Vervang in eiwitten telkens één cysteïnebouwsteen door selenocysteïne en je kunt met NMR precies zien welke cysteïnes onderling een disulfidebinding vormen en zo mede de 3D-vorm van het eiwit bepalen. Stepan Denisov, Ingrid Dijkgraaf, Tilman Hackeng en collega’s van de Universiteit Maastricht leggen het uit in het tijdschrift Chemical Communications.
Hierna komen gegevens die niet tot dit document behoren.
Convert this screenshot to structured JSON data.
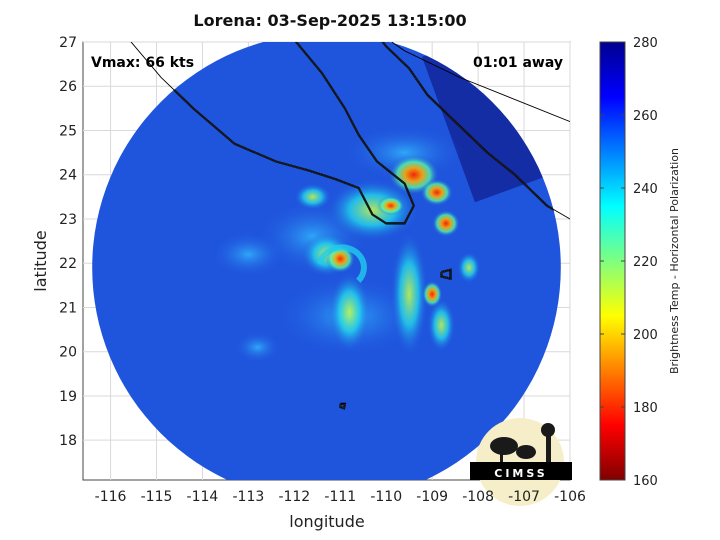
{
  "title": "Lorena: 03-Sep-2025 13:15:00",
  "annotations": {
    "vmax": "Vmax: 66 kts",
    "away": "01:01 away"
  },
  "axes": {
    "xlabel": "longitude",
    "ylabel": "latitude",
    "xlim": [
      -116.6,
      -106
    ],
    "ylim": [
      17.1,
      27
    ],
    "xticks": [
      -116,
      -115,
      -114,
      -113,
      -112,
      -111,
      -110,
      -109,
      -108,
      -107,
      -106
    ],
    "yticks": [
      18,
      19,
      20,
      21,
      22,
      23,
      24,
      25,
      26,
      27
    ]
  },
  "colorbar": {
    "label": "Brightness Temp - Horizontal Polarization",
    "min": 160,
    "max": 280,
    "ticks": [
      160,
      180,
      200,
      220,
      240,
      260,
      280
    ],
    "colormap": "jet"
  },
  "swath": {
    "center_lon": -111.3,
    "center_lat": 21.9,
    "radius_deg": 5.1
  },
  "storm_center": {
    "lon": -111.0,
    "lat": 22.1
  },
  "logo": {
    "text": "CIMSS"
  },
  "colors": {
    "background_field": "#1f55dd",
    "coastline": "#000000",
    "grid": "#d9d9d9"
  }
}
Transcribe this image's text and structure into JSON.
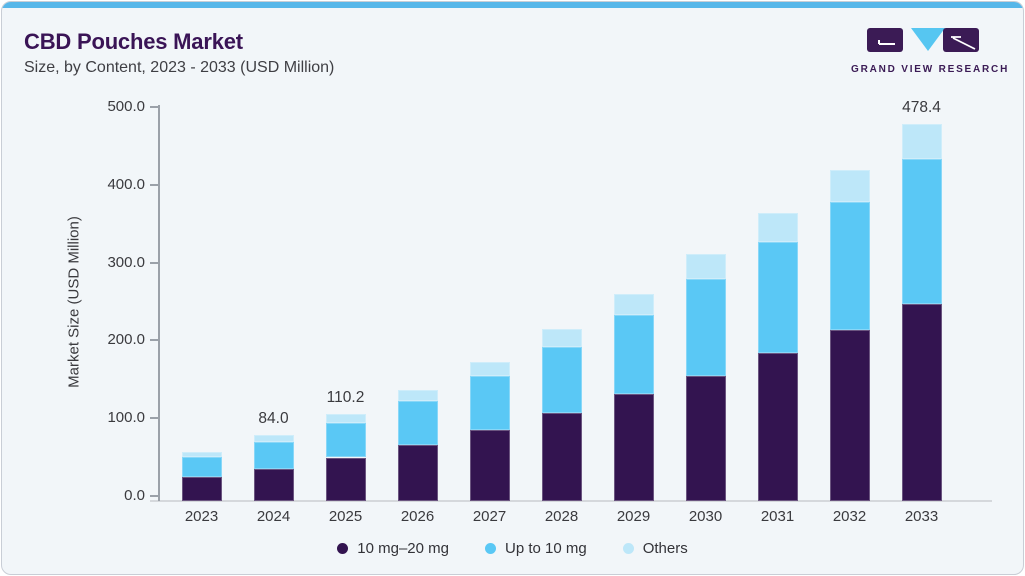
{
  "header": {
    "title": "CBD Pouches Market",
    "subtitle": "Size, by Content, 2023 - 2033 (USD Million)",
    "logo_text": "GRAND VIEW RESEARCH"
  },
  "colors": {
    "accent_band": "#57b7e9",
    "series_dark_purple": "#331450",
    "series_mid_blue": "#5ac8f5",
    "series_light_blue": "#bde7f9",
    "title_purple": "#3a1456",
    "card_background": "#f2f6f9"
  },
  "chart_data": {
    "type": "bar",
    "stacked": true,
    "title": "CBD Pouches Market Size, by Content, 2023 - 2033 (USD Million)",
    "categories": [
      "2023",
      "2024",
      "2025",
      "2026",
      "2027",
      "2028",
      "2029",
      "2030",
      "2031",
      "2032",
      "2033"
    ],
    "series": [
      {
        "name": "10 mg–20 mg",
        "color": "#331450",
        "values": [
          31.0,
          41.2,
          55.2,
          71.1,
          89.6,
          111.5,
          135.9,
          159.2,
          187.5,
          216.7,
          249.7
        ]
      },
      {
        "name": "Up to 10 mg",
        "color": "#5ac8f5",
        "values": [
          24.8,
          33.9,
          43.4,
          55.6,
          69.6,
          84.0,
          100.4,
          122.0,
          141.0,
          162.6,
          184.2
        ]
      },
      {
        "name": "Others",
        "color": "#bde7f9",
        "values": [
          6.6,
          8.9,
          11.6,
          14.4,
          17.7,
          22.9,
          26.2,
          32.1,
          36.5,
          41.2,
          44.5
        ]
      }
    ],
    "totals": [
      62.4,
      84.0,
      110.2,
      141.1,
      176.9,
      218.4,
      262.5,
      313.3,
      365.0,
      420.5,
      478.4
    ],
    "bar_labels": [
      "",
      "84.0",
      "110.2",
      "",
      "",
      "",
      "",
      "",
      "",
      "",
      "478.4"
    ],
    "ylabel": "Market Size (USD Million)",
    "yticks": [
      "0.0",
      "100.0",
      "200.0",
      "300.0",
      "400.0",
      "500.0"
    ],
    "ylim": [
      0,
      500
    ],
    "grid": false,
    "legend_position": "bottom"
  }
}
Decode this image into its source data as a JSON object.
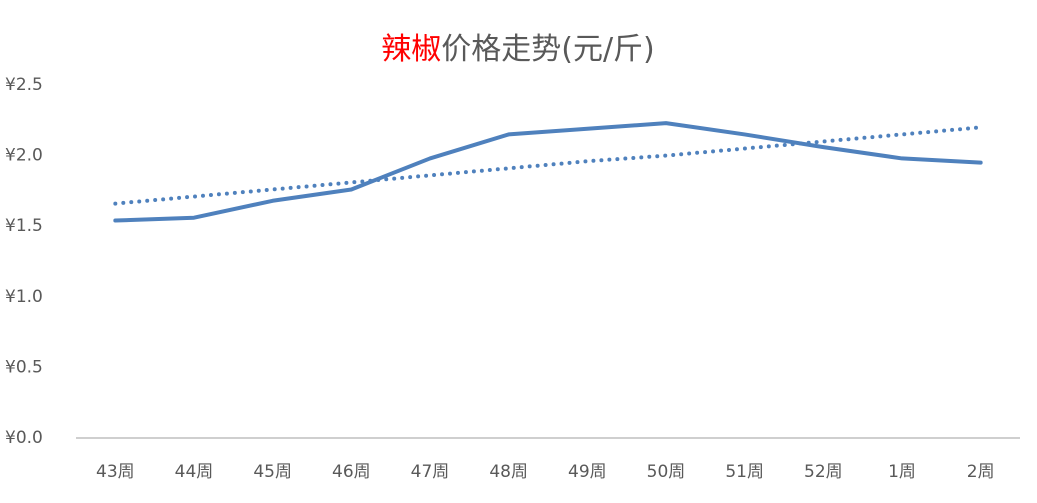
{
  "chart_data": {
    "type": "line",
    "title_prefix": "辣椒",
    "title_prefix_color": "#ff0000",
    "title": "价格走势(元/斤)",
    "categories": [
      "43周",
      "44周",
      "45周",
      "46周",
      "47周",
      "48周",
      "49周",
      "50周",
      "51周",
      "52周",
      "1周",
      "2周"
    ],
    "series": [
      {
        "color": "#4f81bd",
        "style": "solid",
        "values": [
          1.54,
          1.56,
          1.68,
          1.76,
          1.98,
          2.15,
          2.19,
          2.23,
          2.15,
          2.06,
          1.98,
          1.95
        ]
      },
      {
        "color": "#4f81bd",
        "style": "dotted",
        "values": [
          1.66,
          1.71,
          1.76,
          1.81,
          1.86,
          1.91,
          1.96,
          2.0,
          2.05,
          2.1,
          2.15,
          2.2
        ]
      }
    ],
    "ylim": [
      0,
      2.5
    ],
    "yticks": [
      {
        "value": 0,
        "label": "¥0.0"
      },
      {
        "value": 0.5,
        "label": "¥0.5"
      },
      {
        "value": 1,
        "label": "¥1.0"
      },
      {
        "value": 1.5,
        "label": "¥1.5"
      },
      {
        "value": 2,
        "label": "¥2.0"
      },
      {
        "value": 2.5,
        "label": "¥2.5"
      }
    ],
    "grid": false
  }
}
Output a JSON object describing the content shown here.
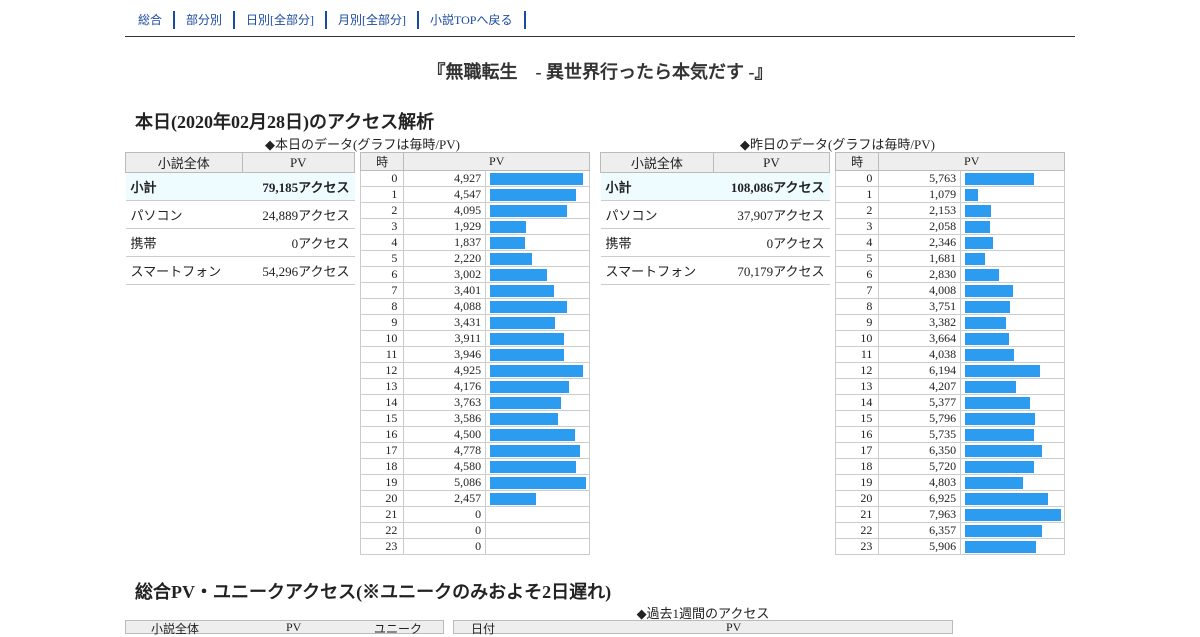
{
  "nav": [
    "総合",
    "部分別",
    "日別[全部分]",
    "月別[全部分]",
    "小説TOPへ戻る"
  ],
  "novel_title": "『無職転生　- 異世界行ったら本気だす -』",
  "today_section_title": "本日(2020年02月28日)のアクセス解析",
  "today_caption": "◆本日のデータ(グラフは毎時/PV)",
  "yesterday_caption": "◆昨日のデータ(グラフは毎時/PV)",
  "summary_headers": [
    "小説全体",
    "PV"
  ],
  "hourly_headers": [
    "時",
    "PV"
  ],
  "today_summary": [
    {
      "label": "小計",
      "value": "79,185アクセス"
    },
    {
      "label": "パソコン",
      "value": "24,889アクセス"
    },
    {
      "label": "携帯",
      "value": "0アクセス"
    },
    {
      "label": "スマートフォン",
      "value": "54,296アクセス"
    }
  ],
  "yesterday_summary": [
    {
      "label": "小計",
      "value": "108,086アクセス"
    },
    {
      "label": "パソコン",
      "value": "37,907アクセス"
    },
    {
      "label": "携帯",
      "value": "0アクセス"
    },
    {
      "label": "スマートフォン",
      "value": "70,179アクセス"
    }
  ],
  "today_hourly": [
    "4,927",
    "4,547",
    "4,095",
    "1,929",
    "1,837",
    "2,220",
    "3,002",
    "3,401",
    "4,088",
    "3,431",
    "3,911",
    "3,946",
    "4,925",
    "4,176",
    "3,763",
    "3,586",
    "4,500",
    "4,778",
    "4,580",
    "5,086",
    "2,457",
    "0",
    "0",
    "0"
  ],
  "yesterday_hourly": [
    "5,763",
    "1,079",
    "2,153",
    "2,058",
    "2,346",
    "1,681",
    "2,830",
    "4,008",
    "3,751",
    "3,382",
    "3,664",
    "4,038",
    "6,194",
    "4,207",
    "5,377",
    "5,796",
    "5,735",
    "6,350",
    "5,720",
    "4,803",
    "6,925",
    "7,963",
    "6,357",
    "5,906"
  ],
  "total_section_title": "総合PV・ユニークアクセス(※ユニークのみおよそ2日遅れ)",
  "week_caption": "◆過去1週間のアクセス",
  "total_headers": [
    "小説全体",
    "PV",
    "ユニーク"
  ],
  "week_headers": [
    "日付",
    "PV"
  ],
  "colors": {
    "bar": "#2b9cf0",
    "subtotal_bg": "#eefcff",
    "header_bg": "#eeeeee",
    "nav_link": "#1a4aa0"
  }
}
Dat selenocysteïne is cysteïne waarin het zwavelatoom is vervangen door seleen, dat er pal onder staat in het periodiek systeem. Het wordt wel het 21ste aminozuur genoemd, als enige bouwsteen buiten de vaste set van 20 die vrij vaak voorkomt in natuurlijke eiwitten. Net als cysteïne kan het een permanente Se-S of Se-Se binding vormen met een cysteïne of een selenocysteïne dat er in het gevouwen eiwit vlak naast komt te liggen.
Qua reactiviteit is het verschil tussen zwavel en seleen vrij groot maar Se-Se, Se-S en S-S hebben allemaal ongeveer dezelfde bindingsafstand. En voor de 3D-vorm van het complete eiwit maakt de vervanging van S door Se vrijwel nooit wat uit.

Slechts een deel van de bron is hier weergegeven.